Remember back in the day when being an IT geek was enough? Those days are over, washed away by a tidal wave of offshore outsourcing that has taken thousands of jobs overseas where the labor is cheap, qualified and abundant.
Analysts, think tanks, corporate executives
Tech schools and business schools alike are trying to crank out graduates who have skills that blur the line between IT and business.
"Our approach is to make IT people more business savvy in terms of both finance and strategy," said Al Segars, professor of information and technology management at the University of North Carolina at Chapel Hill's Kenan-Flagler Business School. "We attune the engineer to TCO and offshoring, make them more disciplined and try to give students financial fundamentals to negotiate deals."
Segars believes that offshoring will create many different types of jobs in the U.S. The people who fill those jobs will have to know the nuances of dealing with foreign governments, their culture and their revenue models.
"The approach in the classroom has to be around global economics -- we teach [our students] to be world economists," he said. "We strive to create innovative students. When you can change labor economics, it creates opportunities for new products and services."
Segars said that students who don't think globally or creatively aren't ready for the new workforce.
UNC makes sure students see first hand what global economics looks like. The business school dunks students in a global immersion program, sending them to places like India, China and Poland to see just how complex the offshore outsourcing business is. "We bring in case studies of offshoring and show successes and failures," Segars said. "It makes students better leaders and [helps them] look at [offshoring] from a business perspective."
Sam Averitt, Vice Provost and CIO at North Carolina State University, agrees that IT skills alone won't cut it in today's job market. He said that it's crucial to know how to add value or prove outcomes using technology.
"We want to produce a knowledge workforce that understands how to apply technology in an innovative way," he said. You can't just be a programmer anymore – you have to apply [your skills] in innovative ways to differentiate your product, your service, your company... whatever."
N.C. State, which has a heavier focus on technology and engineering than UNC, has a joint masters program between the colleges of engineering and management. "Our students have to be much broader in their vision and scope of proficiencies," Averitt said.
"Academically, that's a stretch and a challenge. It's one thing to make students aware of what the new paradigm is, but they also have to be committed to doing a lot of additional work."
Averitt also said that the pace of change will increase to the point where a freshman may learn something totally different four years later as a senior. "What we really have to teach them is critical thinking skills," he said.

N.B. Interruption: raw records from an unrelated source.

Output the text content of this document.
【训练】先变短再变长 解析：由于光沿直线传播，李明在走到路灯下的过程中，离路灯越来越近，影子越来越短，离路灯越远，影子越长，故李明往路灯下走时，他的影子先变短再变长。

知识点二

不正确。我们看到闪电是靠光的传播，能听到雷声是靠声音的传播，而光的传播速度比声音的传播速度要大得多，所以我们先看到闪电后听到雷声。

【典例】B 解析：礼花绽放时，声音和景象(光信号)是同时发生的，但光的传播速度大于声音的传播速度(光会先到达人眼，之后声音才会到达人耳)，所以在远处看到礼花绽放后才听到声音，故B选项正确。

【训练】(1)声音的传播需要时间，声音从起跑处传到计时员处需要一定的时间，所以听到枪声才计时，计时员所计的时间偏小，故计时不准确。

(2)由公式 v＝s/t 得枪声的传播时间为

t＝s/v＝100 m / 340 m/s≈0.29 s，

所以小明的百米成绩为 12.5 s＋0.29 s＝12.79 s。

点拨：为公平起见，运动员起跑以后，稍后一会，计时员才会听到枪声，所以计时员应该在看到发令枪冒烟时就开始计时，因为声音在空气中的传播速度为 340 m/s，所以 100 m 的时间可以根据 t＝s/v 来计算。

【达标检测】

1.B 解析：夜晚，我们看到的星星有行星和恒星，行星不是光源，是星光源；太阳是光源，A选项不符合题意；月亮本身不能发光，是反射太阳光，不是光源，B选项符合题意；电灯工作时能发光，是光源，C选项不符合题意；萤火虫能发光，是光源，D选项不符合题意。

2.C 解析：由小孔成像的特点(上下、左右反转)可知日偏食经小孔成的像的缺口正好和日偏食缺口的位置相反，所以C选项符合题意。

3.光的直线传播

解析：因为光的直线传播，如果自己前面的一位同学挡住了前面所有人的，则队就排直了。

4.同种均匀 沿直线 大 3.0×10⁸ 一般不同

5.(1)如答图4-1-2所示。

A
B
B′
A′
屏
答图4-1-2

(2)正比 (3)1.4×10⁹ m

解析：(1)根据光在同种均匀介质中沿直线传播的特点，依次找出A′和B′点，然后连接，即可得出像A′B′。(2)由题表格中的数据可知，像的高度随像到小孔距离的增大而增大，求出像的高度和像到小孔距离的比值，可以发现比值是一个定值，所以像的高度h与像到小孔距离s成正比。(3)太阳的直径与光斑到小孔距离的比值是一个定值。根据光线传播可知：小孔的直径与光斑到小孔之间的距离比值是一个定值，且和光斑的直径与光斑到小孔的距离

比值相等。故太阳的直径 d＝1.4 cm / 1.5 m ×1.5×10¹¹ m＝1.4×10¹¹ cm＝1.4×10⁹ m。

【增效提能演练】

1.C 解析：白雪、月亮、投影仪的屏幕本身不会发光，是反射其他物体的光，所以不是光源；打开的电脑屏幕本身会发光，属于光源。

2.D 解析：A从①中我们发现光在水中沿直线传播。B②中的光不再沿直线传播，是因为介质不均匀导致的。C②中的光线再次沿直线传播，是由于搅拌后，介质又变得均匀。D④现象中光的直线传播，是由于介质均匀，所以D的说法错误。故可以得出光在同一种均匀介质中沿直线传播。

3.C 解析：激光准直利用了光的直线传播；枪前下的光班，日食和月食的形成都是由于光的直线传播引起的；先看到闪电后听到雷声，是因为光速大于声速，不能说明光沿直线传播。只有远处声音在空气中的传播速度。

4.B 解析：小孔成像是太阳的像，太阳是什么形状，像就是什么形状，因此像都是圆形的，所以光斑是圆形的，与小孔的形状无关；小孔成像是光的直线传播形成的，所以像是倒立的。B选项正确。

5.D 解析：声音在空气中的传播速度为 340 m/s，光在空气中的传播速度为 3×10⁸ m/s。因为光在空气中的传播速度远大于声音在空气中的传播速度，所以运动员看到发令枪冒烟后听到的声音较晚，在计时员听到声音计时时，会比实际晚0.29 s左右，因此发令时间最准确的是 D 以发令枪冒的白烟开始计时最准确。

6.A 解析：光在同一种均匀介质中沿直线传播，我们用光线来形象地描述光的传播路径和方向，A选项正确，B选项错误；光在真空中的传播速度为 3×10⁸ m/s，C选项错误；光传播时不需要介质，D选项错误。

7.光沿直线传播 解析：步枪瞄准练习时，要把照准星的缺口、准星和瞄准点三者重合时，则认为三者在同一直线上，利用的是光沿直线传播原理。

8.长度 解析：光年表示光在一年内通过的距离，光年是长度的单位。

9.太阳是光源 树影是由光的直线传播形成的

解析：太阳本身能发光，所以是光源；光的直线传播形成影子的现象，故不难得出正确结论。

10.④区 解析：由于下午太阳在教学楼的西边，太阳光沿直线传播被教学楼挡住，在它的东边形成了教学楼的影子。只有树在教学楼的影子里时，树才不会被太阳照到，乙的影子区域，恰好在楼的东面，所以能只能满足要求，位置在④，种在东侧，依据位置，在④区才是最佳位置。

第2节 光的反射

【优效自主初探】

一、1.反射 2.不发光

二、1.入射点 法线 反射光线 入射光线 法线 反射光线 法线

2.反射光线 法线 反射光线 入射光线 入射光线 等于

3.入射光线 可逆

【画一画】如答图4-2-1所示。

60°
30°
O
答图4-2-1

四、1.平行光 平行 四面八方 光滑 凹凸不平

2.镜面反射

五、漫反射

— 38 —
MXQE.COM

UNC's Segars agrees that today's students must be flexible and able to roll with the changes. "The innovation 10 years from now may be to bring jobs back [onshore]," he said. "I don't want any student to act like nothing is going to change."
"Workers should be ready when companies say 'Can we re-deploy people within the company to create new products and services?'"
IT people already working in the real world also are learning how to steel their resumes for the winds of change. Dave Ellard, CIO of storage giant EMC Corp., Hopkinton, Mass., said that he works with Babson College in nearby Wellesley to help train his staff in the application of technology to the business. Ellard thinks making business cases and understanding that technology is about improving solutions and processes are art forms – art forms that need to be taught more. Just knowing the technology isn't enough.
"The nineties were about the coolness and slickness and enablement of technology," he said. [But now] the leadership of IT needs to focus on getting results from technology and articulating the business cases."
The ability to get down to business could be key to survival in 21st century IT. N.C. State's Averitt said that having multi-faceted skill sets is crucial, because the changes the industry is experiencing are permanent.
"We're never going back to the way it was," he said.